I brushed on a little Hemp Oil on edges and areas that were already chipping a little. Then I mixed up a 1:1 ratio of the milk paint powder and water. It ended up a little waterier than they recommend for light colors, but that was okay, I was happy with the color variations that occurred.
After I applied the first and second coat, the paint wasn’t chipping or flaking a lot but was crackling like CRAZY!I didn’t use a hair dryer, I swear!
I also noticed quite a bit of a yellow stain seeping through. It was looking beastly overall. But I had faith it would still turn out, so I applied a little clear wax on the areas that had the worst of the staining, and then put on another coat.

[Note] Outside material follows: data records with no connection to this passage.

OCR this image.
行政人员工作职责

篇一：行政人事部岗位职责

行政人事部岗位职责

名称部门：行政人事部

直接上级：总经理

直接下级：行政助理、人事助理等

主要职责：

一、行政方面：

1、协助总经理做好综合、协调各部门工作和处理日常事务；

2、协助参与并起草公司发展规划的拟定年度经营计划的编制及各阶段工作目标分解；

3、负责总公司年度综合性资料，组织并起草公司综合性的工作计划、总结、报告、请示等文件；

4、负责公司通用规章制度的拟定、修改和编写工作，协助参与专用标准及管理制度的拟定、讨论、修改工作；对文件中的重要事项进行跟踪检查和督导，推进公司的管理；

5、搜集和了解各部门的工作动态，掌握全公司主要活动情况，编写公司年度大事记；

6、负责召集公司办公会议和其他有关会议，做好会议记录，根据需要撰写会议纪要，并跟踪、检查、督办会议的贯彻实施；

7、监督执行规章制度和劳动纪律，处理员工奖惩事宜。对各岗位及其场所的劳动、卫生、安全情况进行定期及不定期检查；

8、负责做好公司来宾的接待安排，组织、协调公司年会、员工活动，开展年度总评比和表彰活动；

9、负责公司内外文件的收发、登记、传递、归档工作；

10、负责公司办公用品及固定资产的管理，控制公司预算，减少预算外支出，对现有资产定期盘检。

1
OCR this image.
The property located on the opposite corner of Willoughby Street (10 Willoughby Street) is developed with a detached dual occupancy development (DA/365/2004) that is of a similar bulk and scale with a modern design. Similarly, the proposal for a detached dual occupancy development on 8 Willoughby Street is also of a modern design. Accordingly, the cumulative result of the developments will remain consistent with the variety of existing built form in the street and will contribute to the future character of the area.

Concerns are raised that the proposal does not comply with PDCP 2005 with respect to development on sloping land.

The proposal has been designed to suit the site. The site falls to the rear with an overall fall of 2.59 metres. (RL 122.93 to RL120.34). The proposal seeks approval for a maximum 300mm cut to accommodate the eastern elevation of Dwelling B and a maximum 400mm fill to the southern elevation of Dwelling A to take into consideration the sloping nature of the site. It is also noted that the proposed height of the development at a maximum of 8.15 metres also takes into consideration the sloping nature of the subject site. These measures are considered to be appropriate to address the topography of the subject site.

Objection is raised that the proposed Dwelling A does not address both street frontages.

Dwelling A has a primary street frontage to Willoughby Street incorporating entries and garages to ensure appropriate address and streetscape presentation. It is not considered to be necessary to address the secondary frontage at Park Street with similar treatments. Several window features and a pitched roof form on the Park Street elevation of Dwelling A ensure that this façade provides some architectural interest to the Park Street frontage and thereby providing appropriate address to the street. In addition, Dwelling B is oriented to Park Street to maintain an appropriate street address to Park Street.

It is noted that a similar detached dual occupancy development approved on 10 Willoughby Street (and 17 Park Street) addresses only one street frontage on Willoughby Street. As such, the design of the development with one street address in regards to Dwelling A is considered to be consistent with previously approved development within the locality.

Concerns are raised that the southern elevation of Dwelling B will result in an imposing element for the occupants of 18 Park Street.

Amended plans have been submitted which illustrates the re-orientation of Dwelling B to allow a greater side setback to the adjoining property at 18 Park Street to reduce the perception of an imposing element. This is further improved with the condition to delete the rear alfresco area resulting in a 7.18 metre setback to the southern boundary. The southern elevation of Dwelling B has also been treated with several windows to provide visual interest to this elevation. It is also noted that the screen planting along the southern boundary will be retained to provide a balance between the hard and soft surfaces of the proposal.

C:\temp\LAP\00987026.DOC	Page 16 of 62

I also noticed that the super white pigments settle to the bottom easily, so when I was about out of paint, I smashed up those pigments and brushed them on the areas that were still a little yellow.
Once all the coats were dry, it still felt cool to the touch, so I left for a couple hours and let the chipping magic happen.
I came back with a metal spatula and got to scraping.
My husband was skeptical of how the milk paint finish would turn out at this point, because it was not smooth once dry. Maybe it was my fault because I stirred it up with a stir stick and not the fancy frother? I don’t know, but it was a little bumpy or gritty to the feel. Once I got to scraping, however, it got quite smooth very fast. After all the loose paint was scraped off, I got my 220 grit sanding sponge and quickly went over the entire thing. It now is SO smooth, both my husband and I agree it is a smoother finish than we typically achieve with Chalk Paint. And it is SO much more interesting, visually. Have you ever seen such crackling?
I was unsure, at first, about that big chippy spot in the middle of the drawer. It seemed so unnatural to me and I seriously contemplated using bonding agent to paint a couple layers on that spot. But it really did happen naturally, and I figured it would be obvious if I tried to cover it up. So I let it be, even if it did make me twitchy for a couple days. I have control issues, can you tell? 😉
I forgot to mention, before I started painting, I replaced the drawer bottoms, glued and clamped the drawers secure, and filled the holes from the drawer pulls on the top 2 drawers. (Are you still with me?) Then I measured and drilled 2 new holes, further apart, because I had imagined from the beginning some pretty glass knobs.
Probably my favorite parts of this dresser are the keyholes (love those fancy escutcheons!)…
…And the wooden casters!
And here she is again, in all her chippy-crackly glory!